Herrera’s many honors in academia include the Fulbright Distinguished Chair in American Studies, with a placement at Maria Curie-Sklodowska University, Lublin, Poland; CU’s Thomas Jefferson Award, the President’s Teaching Scholar Award; the Elizabeth D. Gee Memorial Lectureship Award; and the Chancellor’s Award for Excellence in Research, Teaching, and Service.
“My deep respect for diverse cultures was first cultivated at an early age,” Herrera says. “Totally conscious of their positions as first- and second-generation emigres, my parents opened our home to an eclectic gathering of people from various parts of the world, which included an array of relatives, acquaintances and even strangers who had all left their native countries under duress and consequently became part of our ‘extended’ family.
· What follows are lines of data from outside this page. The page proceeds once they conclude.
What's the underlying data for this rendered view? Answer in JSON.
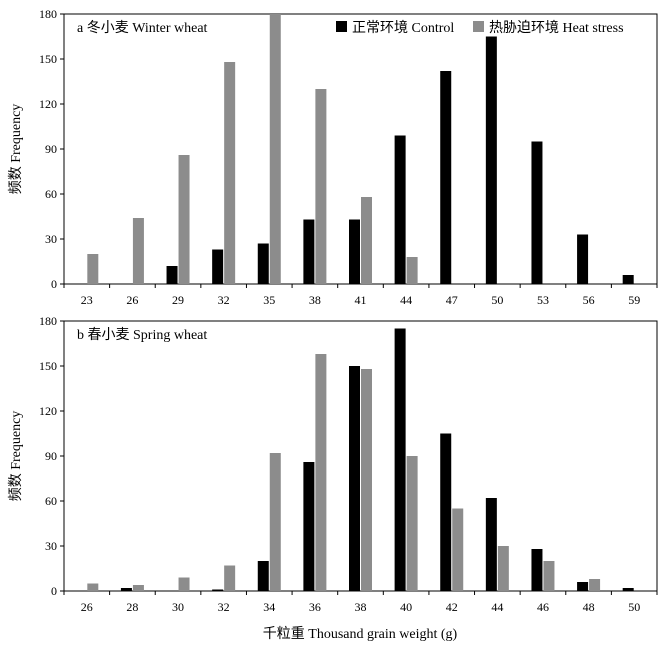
{
  "figure": {
    "xlabel": "千粒重 Thousand grain weight (g)"
  },
  "legend": {
    "items": [
      {
        "label": "正常环境 Control",
        "color": "#000000"
      },
      {
        "label": "热胁迫环境 Heat stress",
        "color": "#8c8c8c"
      }
    ]
  },
  "chart_data": [
    {
      "type": "bar",
      "title": "a 冬小麦 Winter wheat",
      "ylabel": "频数 Frequency",
      "ylim": [
        0,
        180
      ],
      "yticks": [
        0,
        30,
        60,
        90,
        120,
        150,
        180
      ],
      "categories": [
        "23",
        "26",
        "29",
        "32",
        "35",
        "38",
        "41",
        "44",
        "47",
        "50",
        "53",
        "56",
        "59"
      ],
      "series": [
        {
          "name": "正常环境 Control",
          "color": "#000000",
          "values": [
            0,
            0,
            12,
            23,
            27,
            43,
            43,
            99,
            142,
            165,
            95,
            33,
            6
          ]
        },
        {
          "name": "热胁迫环境 Heat stress",
          "color": "#8c8c8c",
          "values": [
            20,
            44,
            86,
            148,
            185,
            130,
            58,
            18,
            0,
            0,
            0,
            0,
            0
          ]
        }
      ],
      "legend_position": "top-right",
      "grid": false
    },
    {
      "type": "bar",
      "title": "b 春小麦 Spring wheat",
      "ylabel": "频数 Frequency",
      "ylim": [
        0,
        180
      ],
      "yticks": [
        0,
        30,
        60,
        90,
        120,
        150,
        180
      ],
      "categories": [
        "26",
        "28",
        "30",
        "32",
        "34",
        "36",
        "38",
        "40",
        "42",
        "44",
        "46",
        "48",
        "50"
      ],
      "series": [
        {
          "name": "正常环境 Control",
          "color": "#000000",
          "values": [
            0,
            2,
            0,
            1,
            20,
            86,
            150,
            175,
            105,
            62,
            28,
            6,
            2
          ]
        },
        {
          "name": "热胁迫环境 Heat stress",
          "color": "#8c8c8c",
          "values": [
            5,
            4,
            9,
            17,
            92,
            158,
            148,
            90,
            55,
            30,
            20,
            8,
            0
          ]
        }
      ],
      "grid": false
    }
  ]
}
Privy to passionate discussions regarding human rights and social justice, I became acutely aware of the emotional, psychic and social conditions under which people living in diaspora adapted and survived; as a result, my commitment to serving others was shaped indelibly by these childhood experiences.”
The Chase Faculty Community Service Award – established in 1991 with a $100,000 donation – is funded annually by an endowment from the JPMorgan Chase Foundation through the CU Foundation. The endowment provides an annual award of $10,000 to a full-time faculty member at the University of Colorado who has rendered exceptional service in his or her community.